I've thought more about why Mach worried over Newton's bucket, and I understand it better now: Mach took Galileo seriously.
Galileo really laid down most of the intellectual foundations for Special Relativity. I'm not trying to take anything away from Einstein there; the fact that he actually found a way to add something to Galileo's work is pretty damn impressive. Anyway, if you take those foundations seriously, then the idea of absolute acceleration should bother you. For linear motion, we can't really know for sure if we are falling toward the earth or the earth is falling toward us. Or, more accurately, we cannot use purely local measurements to determine who is at rest and who is accelerating. We are not stopped from attributing causes to motions (e.g. we could notice that we are feeling the attraction of a giant rock below us, while the earth is only feeling the attraction of a miniscule flesh bag filled with water, or we could notice that the train has an engine in it while the earth has no engine attached to it), but even if we conceptually think of things "really" moving and "really" standing still, we need laws of physics that make no such distinction. The fundamental equations of physics have to work equally well if I assume that the train is moving or that the ground is moving, even if there is no law of physics to prohibit an intelligent physicist from asking "Well, which object has a fuel source?"
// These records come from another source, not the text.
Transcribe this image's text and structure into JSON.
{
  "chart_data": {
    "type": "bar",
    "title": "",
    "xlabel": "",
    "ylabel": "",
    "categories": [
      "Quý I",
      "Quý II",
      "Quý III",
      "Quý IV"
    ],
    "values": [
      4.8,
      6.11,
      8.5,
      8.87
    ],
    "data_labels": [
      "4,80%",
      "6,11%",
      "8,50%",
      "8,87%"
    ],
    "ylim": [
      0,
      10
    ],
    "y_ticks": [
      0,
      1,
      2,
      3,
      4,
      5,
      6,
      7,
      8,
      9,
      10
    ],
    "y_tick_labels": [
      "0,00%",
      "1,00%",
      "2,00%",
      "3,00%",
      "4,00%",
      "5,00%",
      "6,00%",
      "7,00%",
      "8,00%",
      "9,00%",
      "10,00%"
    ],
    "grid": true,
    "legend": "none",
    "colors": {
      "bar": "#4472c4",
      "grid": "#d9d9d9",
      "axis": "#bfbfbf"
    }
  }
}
So, for linear motion the idea of absolute acceleration is clearly problematic. Galileo surely knew that, even if he dwelt more on relative velocity than relative acceleration. If we take that notion seriously, we should be a bit bothered when Isaac Newton comes along with a spinning bucket and declares "I know for certain that this is really accelerating." I mean, it's obviously true--Newton put his hands on the bucket and set it in motion; he didn't apply a large enough force to change the earth's spin--but a person who has read enough Galileo should worry about whether it's a statement that we can fit into the framework of the laws of physics.
There are a few reasons why the modern observer might not be as bothered as Mach:
1) Inertial and non-inertial frames are different. Hence special relativity is studied by sophomores while general relativity requires a whole lot of differential geometry background.
This is also true, but it was not yet clear just how different inertial and non-inertial frames are. In fact, answering Mach's challenge on that point was one of Einstein's key motivations.
2) In a uniformly accelerated reference frame there is no special point in space. In a rotating reference frame, there is an axis of rotation, relative to which no observer changes his distance. That's clearly a broken symmetry.
Again, I agree, but Noether's Theorem was not yet in the toolkit of practicing physicists. Lagrangian mechanics certainly made it apparent that symmetry was important, but the full significance of symmetry was not yet manifest. If you just look at the Euler-Lagrange equations you can immediately see that some coordinates are ignorable and thus lead to conserved quantities, but Noether proved that you don't just have to limit your analysis to obvious coordinates--any symmetry transformation that leaves the Lagrangian invariant (a notion that's a bit more subtle than just picking a coordinate system and doing the algebraic gymnastics to rewrite variables) also gives us a conserved quantity.
My conclusion is that Mach was asking the right questions. I do wish that he had left out the part about "fixed stars" (Halley had dispelled that notion) but his basic program was a sound one. He wanted to know how it was that the bucket constitutes a valid example of absolute acceleration when Galileo had taught us to be skeptical to our core when somebody says that they can measure absolutes related to motion. And, sure enough, Einstein showed that there is no fundamental way of distinguishing between acceleration and gravity, just as there is no way to tell if my car is moving and the ground is standing still or vice-versa. Mach pushed hard on the right question, and Einstein was right to revere him.